La nueva novela colombiana ha surgido sigilosamente en los últimos veinte años, con autores que ya no flotan por fuera del geist de la novela.
Autores como Ricardo Silva Romero, ante quien valdría la expresión de Stendhal colombiano, puesto que sus libros son espejos colocados en un camino, en la ruta por donde pasa el tropel del mundo. Acabo de leer su Autogol. La he terminado con la sensación de que queda definido un hito en mi carrera de lector.
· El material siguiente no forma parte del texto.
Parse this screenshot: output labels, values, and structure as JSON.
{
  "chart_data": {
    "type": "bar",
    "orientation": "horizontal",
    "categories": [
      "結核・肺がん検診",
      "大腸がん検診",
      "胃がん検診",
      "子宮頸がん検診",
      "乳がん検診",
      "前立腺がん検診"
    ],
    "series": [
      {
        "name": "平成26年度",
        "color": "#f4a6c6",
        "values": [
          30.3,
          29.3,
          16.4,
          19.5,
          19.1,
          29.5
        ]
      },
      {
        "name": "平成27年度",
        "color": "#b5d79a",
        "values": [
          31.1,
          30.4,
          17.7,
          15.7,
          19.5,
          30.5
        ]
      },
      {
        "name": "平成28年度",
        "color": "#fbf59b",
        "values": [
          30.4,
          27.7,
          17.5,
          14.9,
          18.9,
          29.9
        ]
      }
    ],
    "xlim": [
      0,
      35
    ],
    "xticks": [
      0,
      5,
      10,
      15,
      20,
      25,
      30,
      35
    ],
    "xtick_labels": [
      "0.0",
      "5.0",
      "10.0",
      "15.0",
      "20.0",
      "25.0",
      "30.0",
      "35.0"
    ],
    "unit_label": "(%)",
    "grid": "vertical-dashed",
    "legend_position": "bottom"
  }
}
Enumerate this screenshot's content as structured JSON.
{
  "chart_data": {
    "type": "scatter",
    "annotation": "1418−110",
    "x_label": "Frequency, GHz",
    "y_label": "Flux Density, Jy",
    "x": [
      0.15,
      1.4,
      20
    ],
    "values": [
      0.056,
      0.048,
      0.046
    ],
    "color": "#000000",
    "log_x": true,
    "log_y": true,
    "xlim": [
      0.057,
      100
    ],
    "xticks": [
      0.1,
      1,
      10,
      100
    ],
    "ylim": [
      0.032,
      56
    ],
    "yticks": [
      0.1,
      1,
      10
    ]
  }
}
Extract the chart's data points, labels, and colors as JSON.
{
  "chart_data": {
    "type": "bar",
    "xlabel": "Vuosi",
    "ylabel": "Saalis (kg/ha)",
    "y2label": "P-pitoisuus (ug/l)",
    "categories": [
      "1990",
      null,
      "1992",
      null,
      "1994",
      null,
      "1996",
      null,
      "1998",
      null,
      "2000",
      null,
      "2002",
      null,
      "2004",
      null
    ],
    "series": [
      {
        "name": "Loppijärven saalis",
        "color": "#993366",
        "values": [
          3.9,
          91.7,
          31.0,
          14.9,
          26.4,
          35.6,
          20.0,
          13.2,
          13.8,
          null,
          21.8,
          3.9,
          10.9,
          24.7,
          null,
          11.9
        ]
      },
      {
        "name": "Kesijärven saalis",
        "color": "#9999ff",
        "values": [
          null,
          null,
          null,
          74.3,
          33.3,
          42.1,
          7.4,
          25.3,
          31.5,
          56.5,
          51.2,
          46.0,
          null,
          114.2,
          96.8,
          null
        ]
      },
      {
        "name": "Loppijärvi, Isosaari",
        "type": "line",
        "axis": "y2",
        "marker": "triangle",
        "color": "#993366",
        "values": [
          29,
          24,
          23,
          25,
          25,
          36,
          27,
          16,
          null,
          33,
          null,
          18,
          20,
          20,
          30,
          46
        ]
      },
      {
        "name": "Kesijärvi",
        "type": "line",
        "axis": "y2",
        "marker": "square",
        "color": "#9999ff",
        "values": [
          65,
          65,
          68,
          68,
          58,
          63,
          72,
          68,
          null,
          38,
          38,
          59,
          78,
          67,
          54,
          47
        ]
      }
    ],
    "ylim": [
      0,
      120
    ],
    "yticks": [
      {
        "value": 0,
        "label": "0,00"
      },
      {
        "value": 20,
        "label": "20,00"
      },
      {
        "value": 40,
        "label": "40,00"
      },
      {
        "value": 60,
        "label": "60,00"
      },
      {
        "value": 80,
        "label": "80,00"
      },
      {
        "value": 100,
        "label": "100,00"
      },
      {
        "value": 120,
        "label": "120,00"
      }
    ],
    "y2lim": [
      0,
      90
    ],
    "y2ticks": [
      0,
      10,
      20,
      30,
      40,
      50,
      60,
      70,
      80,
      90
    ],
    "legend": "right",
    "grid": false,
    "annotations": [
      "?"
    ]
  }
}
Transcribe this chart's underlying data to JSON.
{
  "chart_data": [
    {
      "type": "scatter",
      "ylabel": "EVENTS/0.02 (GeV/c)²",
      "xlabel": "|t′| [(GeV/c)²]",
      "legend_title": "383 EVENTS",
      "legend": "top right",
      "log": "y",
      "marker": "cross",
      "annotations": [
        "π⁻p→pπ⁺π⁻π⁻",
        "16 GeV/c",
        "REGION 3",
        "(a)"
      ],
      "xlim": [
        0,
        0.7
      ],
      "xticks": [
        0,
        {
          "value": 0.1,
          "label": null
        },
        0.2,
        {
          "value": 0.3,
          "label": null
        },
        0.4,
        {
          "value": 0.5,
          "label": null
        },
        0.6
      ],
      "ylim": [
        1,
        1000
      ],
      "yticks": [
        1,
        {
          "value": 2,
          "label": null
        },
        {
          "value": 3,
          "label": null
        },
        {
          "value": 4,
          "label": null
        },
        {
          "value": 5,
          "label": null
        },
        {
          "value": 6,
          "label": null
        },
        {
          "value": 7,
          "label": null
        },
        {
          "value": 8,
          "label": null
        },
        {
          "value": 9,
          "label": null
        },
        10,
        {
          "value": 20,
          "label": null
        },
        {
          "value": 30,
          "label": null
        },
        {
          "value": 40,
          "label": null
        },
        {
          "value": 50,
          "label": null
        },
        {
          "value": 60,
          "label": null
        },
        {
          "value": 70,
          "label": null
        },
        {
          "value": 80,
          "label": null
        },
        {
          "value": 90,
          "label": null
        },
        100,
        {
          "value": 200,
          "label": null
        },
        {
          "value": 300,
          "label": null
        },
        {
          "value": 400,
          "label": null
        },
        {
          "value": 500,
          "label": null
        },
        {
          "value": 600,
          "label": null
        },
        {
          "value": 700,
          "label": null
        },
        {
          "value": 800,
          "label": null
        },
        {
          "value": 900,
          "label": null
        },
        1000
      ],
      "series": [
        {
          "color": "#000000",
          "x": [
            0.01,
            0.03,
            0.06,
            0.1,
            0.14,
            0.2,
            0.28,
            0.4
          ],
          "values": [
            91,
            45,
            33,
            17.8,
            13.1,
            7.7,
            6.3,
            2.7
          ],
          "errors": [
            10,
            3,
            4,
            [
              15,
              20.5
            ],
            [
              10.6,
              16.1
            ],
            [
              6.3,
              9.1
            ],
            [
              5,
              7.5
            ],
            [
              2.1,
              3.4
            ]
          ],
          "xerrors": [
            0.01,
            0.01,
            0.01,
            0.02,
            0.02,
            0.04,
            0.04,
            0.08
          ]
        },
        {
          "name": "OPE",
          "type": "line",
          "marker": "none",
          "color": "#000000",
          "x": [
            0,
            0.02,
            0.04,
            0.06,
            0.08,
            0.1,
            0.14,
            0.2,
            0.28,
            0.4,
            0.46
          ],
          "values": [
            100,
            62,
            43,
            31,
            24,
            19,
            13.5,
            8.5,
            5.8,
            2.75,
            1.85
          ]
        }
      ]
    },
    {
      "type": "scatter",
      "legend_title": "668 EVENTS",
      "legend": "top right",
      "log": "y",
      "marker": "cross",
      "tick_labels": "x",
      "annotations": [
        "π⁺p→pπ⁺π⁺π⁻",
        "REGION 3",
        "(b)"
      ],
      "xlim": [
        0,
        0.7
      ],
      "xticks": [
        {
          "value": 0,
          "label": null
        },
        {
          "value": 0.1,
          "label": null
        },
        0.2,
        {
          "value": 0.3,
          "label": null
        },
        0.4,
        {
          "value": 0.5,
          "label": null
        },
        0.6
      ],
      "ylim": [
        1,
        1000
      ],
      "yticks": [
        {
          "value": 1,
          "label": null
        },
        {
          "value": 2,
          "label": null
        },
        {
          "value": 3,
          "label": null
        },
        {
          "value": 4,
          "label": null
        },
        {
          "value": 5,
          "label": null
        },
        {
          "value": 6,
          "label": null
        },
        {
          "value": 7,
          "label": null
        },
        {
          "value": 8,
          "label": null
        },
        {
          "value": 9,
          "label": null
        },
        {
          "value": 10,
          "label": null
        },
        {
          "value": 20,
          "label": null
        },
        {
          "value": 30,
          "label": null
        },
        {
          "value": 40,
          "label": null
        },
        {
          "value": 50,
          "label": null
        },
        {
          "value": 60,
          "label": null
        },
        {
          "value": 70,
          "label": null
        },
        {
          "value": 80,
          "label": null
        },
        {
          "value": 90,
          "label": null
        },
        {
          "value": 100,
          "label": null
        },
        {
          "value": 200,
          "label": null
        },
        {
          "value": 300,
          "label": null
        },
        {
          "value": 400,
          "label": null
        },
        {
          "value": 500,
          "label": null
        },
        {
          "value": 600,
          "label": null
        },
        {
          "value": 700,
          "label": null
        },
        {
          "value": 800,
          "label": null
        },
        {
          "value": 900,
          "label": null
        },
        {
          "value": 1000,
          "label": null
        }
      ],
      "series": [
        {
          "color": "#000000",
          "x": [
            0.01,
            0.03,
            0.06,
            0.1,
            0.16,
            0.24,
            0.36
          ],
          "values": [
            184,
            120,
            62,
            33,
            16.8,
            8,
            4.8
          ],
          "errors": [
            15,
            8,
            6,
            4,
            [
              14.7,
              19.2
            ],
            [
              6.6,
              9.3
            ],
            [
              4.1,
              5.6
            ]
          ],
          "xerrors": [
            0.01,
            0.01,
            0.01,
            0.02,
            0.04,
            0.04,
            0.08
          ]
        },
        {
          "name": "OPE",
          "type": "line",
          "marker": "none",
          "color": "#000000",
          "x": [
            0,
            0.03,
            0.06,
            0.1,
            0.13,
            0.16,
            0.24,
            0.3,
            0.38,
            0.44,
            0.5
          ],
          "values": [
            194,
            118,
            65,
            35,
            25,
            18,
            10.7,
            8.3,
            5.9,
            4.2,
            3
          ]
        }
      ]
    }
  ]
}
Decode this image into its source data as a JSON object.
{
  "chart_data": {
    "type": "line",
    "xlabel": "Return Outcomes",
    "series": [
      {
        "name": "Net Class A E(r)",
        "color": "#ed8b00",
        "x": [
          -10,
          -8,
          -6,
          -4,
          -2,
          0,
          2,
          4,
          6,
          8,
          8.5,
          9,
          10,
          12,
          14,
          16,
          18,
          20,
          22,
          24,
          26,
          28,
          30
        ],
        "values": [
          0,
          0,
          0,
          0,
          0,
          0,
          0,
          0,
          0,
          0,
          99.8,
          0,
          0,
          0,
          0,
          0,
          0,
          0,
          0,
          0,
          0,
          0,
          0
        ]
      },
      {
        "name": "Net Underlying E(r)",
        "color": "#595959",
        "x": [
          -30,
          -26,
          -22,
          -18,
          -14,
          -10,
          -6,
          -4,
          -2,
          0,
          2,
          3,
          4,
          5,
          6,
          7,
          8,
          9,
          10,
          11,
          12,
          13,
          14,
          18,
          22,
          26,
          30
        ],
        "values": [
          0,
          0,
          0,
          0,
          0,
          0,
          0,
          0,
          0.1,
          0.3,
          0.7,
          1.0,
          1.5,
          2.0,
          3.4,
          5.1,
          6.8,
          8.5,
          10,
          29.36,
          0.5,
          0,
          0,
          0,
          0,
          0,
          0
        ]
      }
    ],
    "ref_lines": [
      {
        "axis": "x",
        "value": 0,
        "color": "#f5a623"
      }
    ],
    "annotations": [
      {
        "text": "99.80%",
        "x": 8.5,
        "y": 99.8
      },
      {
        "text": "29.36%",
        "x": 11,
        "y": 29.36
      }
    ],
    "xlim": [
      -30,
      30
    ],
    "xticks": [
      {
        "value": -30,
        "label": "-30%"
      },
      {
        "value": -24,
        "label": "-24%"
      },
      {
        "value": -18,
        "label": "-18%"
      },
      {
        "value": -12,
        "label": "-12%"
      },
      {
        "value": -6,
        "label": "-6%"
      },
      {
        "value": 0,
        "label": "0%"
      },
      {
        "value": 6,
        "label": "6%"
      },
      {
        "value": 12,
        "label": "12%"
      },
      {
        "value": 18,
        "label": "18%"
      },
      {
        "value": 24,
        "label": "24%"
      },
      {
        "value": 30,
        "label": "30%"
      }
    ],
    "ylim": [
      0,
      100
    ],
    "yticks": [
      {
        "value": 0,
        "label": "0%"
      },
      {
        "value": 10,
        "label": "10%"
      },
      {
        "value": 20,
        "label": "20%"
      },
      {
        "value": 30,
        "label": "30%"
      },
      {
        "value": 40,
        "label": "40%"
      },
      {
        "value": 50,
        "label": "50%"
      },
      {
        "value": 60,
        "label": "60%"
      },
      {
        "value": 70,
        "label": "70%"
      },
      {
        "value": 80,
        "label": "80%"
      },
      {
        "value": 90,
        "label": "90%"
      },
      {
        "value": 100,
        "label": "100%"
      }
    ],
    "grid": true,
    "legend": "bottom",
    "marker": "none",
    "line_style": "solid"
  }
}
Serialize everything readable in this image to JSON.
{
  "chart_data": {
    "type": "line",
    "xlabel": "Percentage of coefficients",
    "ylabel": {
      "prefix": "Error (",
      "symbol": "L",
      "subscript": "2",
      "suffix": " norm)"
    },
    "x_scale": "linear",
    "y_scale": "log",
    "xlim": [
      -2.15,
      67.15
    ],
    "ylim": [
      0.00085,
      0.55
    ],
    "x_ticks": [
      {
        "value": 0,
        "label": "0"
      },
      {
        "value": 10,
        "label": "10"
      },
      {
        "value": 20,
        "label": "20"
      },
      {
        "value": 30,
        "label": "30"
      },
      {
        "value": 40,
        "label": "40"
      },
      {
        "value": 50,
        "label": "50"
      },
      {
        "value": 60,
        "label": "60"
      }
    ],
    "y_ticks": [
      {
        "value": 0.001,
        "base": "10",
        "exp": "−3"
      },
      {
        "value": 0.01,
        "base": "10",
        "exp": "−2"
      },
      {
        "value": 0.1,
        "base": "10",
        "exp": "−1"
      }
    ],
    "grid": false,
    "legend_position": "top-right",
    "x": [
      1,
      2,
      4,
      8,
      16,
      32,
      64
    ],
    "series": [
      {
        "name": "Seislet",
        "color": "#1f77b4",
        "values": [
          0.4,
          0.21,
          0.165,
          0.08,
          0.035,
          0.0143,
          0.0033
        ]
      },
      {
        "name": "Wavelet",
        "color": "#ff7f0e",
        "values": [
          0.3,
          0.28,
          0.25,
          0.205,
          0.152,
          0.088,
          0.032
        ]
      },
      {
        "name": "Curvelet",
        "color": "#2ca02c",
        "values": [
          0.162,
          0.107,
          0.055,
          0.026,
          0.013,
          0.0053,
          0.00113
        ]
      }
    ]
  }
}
Tan importante como No me esperen en abril, de Bryce Echenique, o Sin remedio, de Antonio Caballero.
Cediendo a las sugestiones de la analogía con Stendhal, Autogol –como Rojo y negro– es un completo relato sobre los motivos de un homicida, dentro de la fascinación del canon occidental con el homicida complejo, que mata en completa deliberación interior y conciencia de sus actos. El acto en este caso vierte poderosa luz sobre el laberinto del país colombiano.
Un antihéroe de la misma estirpe de Julian Sorel, que el autor cincela con el celo del novelista de casta por sus creaturas, verdaderos microcosmos pasmosos. Pepe Calderón Tovar, en una narración en espiral, cobra entidad y credibilidad, porque Silva, su demiurgo, consigue animarlo, describiendo su mundo y su imaginario en alarde flaubertiano, comprendiendo sus obsesiones y heroicidades, registrando el carisma singular que nos hace amar a los personajes novelescos.
De paso, Silva Romero ha desentrañado el sentido del mundo del futbol, la perfecta metáfora para una sociedad cuya descomposición parece empezar la mañana siguiente a la declaración de independencia, y escribe, desde entonces, una tragicómica fábula de fusión inextinguible. Apenas natural que el escenario de esta novela sea la máquina truculenta de los negocios de los grandes clubes de futbol y de los especuladores piráticos, para quienes es una especie de Wall Street de la dignidad y la traición humanas. Emilio Zola, que se regodeaba en explorar los inframundos en donde se mercantiliza y envilece toda inocencia, se quitaría el sombrero ante la minuciosa recreación novelística del grotesco mundo del deporte del balón.